In a notable career shooting primarily for Life and Sports Illustrated, Bill Eppridge has covered wars, political campaigns, heroin addiction, the arrival of the Beatles in the United States, the summer and winter Olympics, and perhaps the most dramatic moment of his career–the assassination of Senator Robert Kennedy in Los Angeles.
His photography has won numerous awards and has appeared in traveling exhibits throughout the world. He has taught photojournalism at Yale University, the Missouri Photojournalism Workshop, Barnstorm: The Eddie Adams Workshop, Rich Clarkson’s Photography at the Summit, and Sportsshooter Workshop.

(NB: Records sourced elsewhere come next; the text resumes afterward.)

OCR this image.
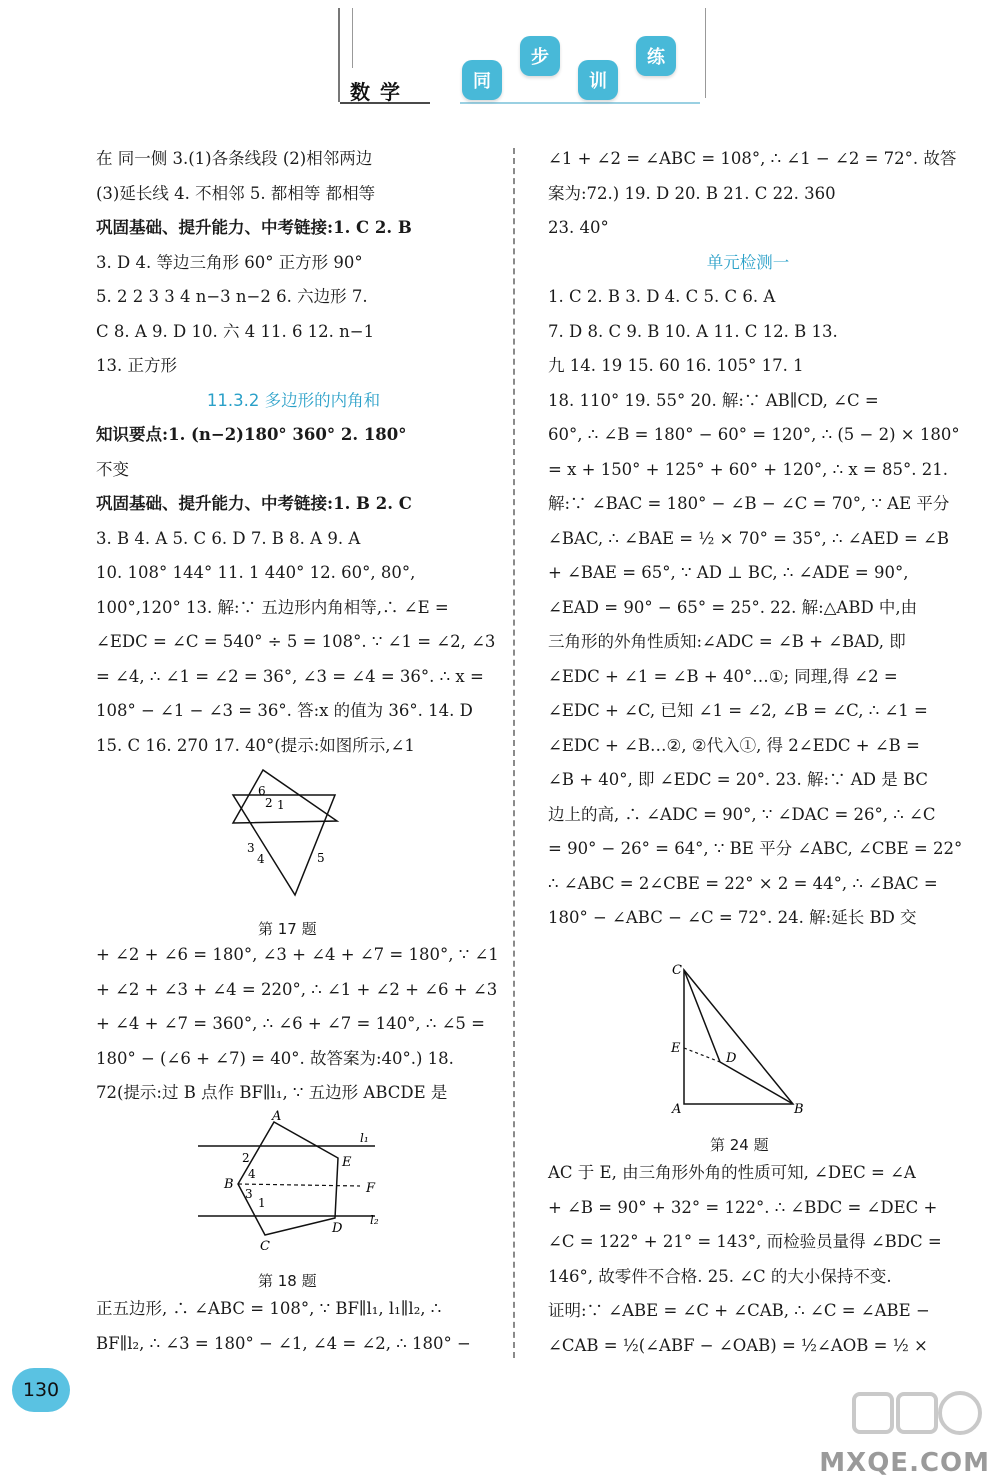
数学	同
步
训
练

在 同一侧 3.(1)各条线段 (2)相邻两边

(3)延长线 4. 不相邻 5. 都相等 都相等

巩固基础、提升能力、中考链接:1. C 2. B

3. D 4. 等边三角形 60° 正方形 90°

5. 2 2 3 3 4 n−3 n−2 6. 六边形 7.

C 8. A 9. D 10. 六 4 11. 6 12. n−1

13. 正方形

11.3.2 多边形的内角和

知识要点:1. (n−2)180° 360° 2. 180°

不变

巩固基础、提升能力、中考链接:1. B 2. C

3. B 4. A 5. C 6. D 7. B 8. A 9. A

10. 108° 144° 11. 1 440° 12. 60°, 80°,

100°,120° 13. 解:∵ 五边形内角相等,∴ ∠E =

∠EDC = ∠C = 540° ÷ 5 = 108°. ∵ ∠1 = ∠2, ∠3

= ∠4, ∴ ∠1 = ∠2 = 36°, ∠3 = ∠4 = 36°. ∴ x =

108° − ∠1 − ∠3 = 36°. 答:x 的值为 36°. 14. D

15. C 16. 270 17. 40°(提示:如图所示,∠1

6
2 1
3
4	5
第 17 题

+ ∠2 + ∠6 = 180°, ∠3 + ∠4 + ∠7 = 180°, ∵ ∠1

+ ∠2 + ∠3 + ∠4 = 220°, ∴ ∠1 + ∠2 + ∠6 + ∠3

+ ∠4 + ∠7 = 360°, ∴ ∠6 + ∠7 = 140°, ∴ ∠5 =

180° − (∠6 + ∠7) = 40°. 故答案为:40°.) 18.

72(提示:过 B 点作 BF∥l₁, ∵ 五边形 ABCDE 是

A
B
C
D
E
F
l₁
l₂
2
4
3
1
第 18 题

正五边形, ∴ ∠ABC = 108°, ∵ BF∥l₁, l₁∥l₂, ∴

BF∥l₂, ∴ ∠3 = 180° − ∠1, ∠4 = ∠2, ∴ 180° −

∠1 + ∠2 = ∠ABC = 108°, ∴ ∠1 − ∠2 = 72°. 故答

案为:72.) 19. D 20. B 21. C 22. 360

23. 40°

单元检测一

1. C 2. B 3. D 4. C 5. C 6. A

7. D 8. C 9. B 10. A 11. C 12. B 13.

九 14. 19 15. 60 16. 105° 17. 1

18. 110° 19. 55° 20. 解:∵ AB∥CD, ∠C =

60°, ∴ ∠B = 180° − 60° = 120°, ∴ (5 − 2) × 180°

= x + 150° + 125° + 60° + 120°, ∴ x = 85°. 21.

解:∵ ∠BAC = 180° − ∠B − ∠C = 70°, ∵ AE 平分

∠BAC, ∴ ∠BAE = ½ × 70° = 35°, ∴ ∠AED = ∠B

+ ∠BAE = 65°, ∵ AD ⊥ BC, ∴ ∠ADE = 90°,

∠EAD = 90° − 65° = 25°. 22. 解:△ABD 中,由

三角形的外角性质知:∠ADC = ∠B + ∠BAD, 即

∠EDC + ∠1 = ∠B + 40°…①; 同理,得 ∠2 =

∠EDC + ∠C, 已知 ∠1 = ∠2, ∠B = ∠C, ∴ ∠1 =

∠EDC + ∠B…②, ②代入①, 得 2∠EDC + ∠B =

∠B + 40°, 即 ∠EDC = 20°. 23. 解:∵ AD 是 BC

边上的高, ∴ ∠ADC = 90°, ∵ ∠DAC = 26°, ∴ ∠C

= 90° − 26° = 64°, ∵ BE 平分 ∠ABC, ∠CBE = 22°

∴ ∠ABC = 2∠CBE = 22° × 2 = 44°, ∴ ∠BAC =

180° − ∠ABC − ∠C = 72°. 24. 解:延长 BD 交

C
E
D
A	B
第 24 题

AC 于 E, 由三角形外角的性质可知, ∠DEC = ∠A

+ ∠B = 90° + 32° = 122°. ∴ ∠BDC = ∠DEC +

∠C = 122° + 21° = 143°, 而检验员量得 ∠BDC =

146°, 故零件不合格. 25. ∠C 的大小保持不变.

证明:∵ ∠ABE = ∠C + ∠CAB, ∴ ∠C = ∠ABE −

∠CAB = ½(∠ABF − ∠OAB) = ½∠AOB = ½ ×

130
MXQE.COM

When his family lived in Richmond, Virginia at the end of WWII, a man with a pony came to the Eppridge household one day and offered his photographic services.

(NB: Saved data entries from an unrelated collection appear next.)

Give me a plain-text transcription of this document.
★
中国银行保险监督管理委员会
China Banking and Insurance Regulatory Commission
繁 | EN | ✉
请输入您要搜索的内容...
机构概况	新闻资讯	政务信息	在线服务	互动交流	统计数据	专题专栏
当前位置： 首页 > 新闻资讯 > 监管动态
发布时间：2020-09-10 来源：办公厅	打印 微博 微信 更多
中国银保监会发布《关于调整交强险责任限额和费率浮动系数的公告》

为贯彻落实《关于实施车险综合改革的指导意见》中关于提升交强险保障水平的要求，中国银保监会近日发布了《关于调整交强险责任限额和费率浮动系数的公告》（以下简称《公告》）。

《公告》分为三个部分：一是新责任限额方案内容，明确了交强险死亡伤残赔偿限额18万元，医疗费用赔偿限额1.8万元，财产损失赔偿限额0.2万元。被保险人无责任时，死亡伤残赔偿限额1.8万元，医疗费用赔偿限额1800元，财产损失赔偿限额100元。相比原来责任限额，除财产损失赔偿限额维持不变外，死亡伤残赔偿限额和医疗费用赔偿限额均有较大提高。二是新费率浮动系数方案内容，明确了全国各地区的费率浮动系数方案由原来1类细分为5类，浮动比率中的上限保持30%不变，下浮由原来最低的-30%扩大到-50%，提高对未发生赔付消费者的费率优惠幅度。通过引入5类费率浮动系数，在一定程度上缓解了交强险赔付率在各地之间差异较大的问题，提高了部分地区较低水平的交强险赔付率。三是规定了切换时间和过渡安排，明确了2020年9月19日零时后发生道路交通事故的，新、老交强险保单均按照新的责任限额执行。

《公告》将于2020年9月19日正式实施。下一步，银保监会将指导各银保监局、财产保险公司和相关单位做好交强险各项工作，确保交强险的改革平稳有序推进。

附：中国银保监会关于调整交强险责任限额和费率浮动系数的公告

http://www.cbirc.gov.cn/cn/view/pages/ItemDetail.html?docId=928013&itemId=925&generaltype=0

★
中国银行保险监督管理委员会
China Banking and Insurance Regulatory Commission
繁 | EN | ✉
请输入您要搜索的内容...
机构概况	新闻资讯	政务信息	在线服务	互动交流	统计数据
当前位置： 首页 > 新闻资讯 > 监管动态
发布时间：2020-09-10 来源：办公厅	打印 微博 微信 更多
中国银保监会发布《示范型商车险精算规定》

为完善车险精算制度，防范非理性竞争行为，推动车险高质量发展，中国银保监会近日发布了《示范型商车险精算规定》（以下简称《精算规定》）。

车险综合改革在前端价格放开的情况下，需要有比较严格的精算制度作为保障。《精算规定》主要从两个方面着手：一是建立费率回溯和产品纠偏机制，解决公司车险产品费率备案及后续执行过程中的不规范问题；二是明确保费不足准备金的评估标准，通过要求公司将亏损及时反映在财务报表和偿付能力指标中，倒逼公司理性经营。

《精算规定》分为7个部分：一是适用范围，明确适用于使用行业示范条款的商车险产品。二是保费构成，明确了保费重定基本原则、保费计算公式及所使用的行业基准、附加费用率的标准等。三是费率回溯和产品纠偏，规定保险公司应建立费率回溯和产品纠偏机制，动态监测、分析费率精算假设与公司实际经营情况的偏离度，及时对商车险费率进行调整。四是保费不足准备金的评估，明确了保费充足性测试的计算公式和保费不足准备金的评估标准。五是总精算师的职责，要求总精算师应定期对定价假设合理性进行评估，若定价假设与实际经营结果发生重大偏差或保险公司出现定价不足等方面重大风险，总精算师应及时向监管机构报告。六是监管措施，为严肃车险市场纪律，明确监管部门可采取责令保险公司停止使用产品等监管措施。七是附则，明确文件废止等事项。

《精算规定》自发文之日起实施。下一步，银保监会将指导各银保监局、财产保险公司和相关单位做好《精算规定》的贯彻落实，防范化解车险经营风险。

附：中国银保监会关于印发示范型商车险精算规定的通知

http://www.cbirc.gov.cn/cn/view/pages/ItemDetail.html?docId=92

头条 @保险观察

Bill Eppridge, who was about 10 at the time, got out his Brownie Starflash 620 camera and posed with it. “I started thinking, ‘this guy doesn’t have a bad job.
He gets to travel, meets some interesting people and he’s even got a pony.'” As a young boy, he waited for the mailman to deliver Life magazine every week, and always enjoyed the photographs by David Douglas Duncan, Robert Capa, and Henri Cartier-Bresson. “I was fascinated by this work and I felt that it affected the people who looked at these pictures.”
He was also moved by Joe Rosenthal’s image of the flag being raised at Iwo Jima. “Over the years, I thought there was some power with this medium. If you can do a couple of good things for people in your life, then you’ve lived a good life,” he remarks.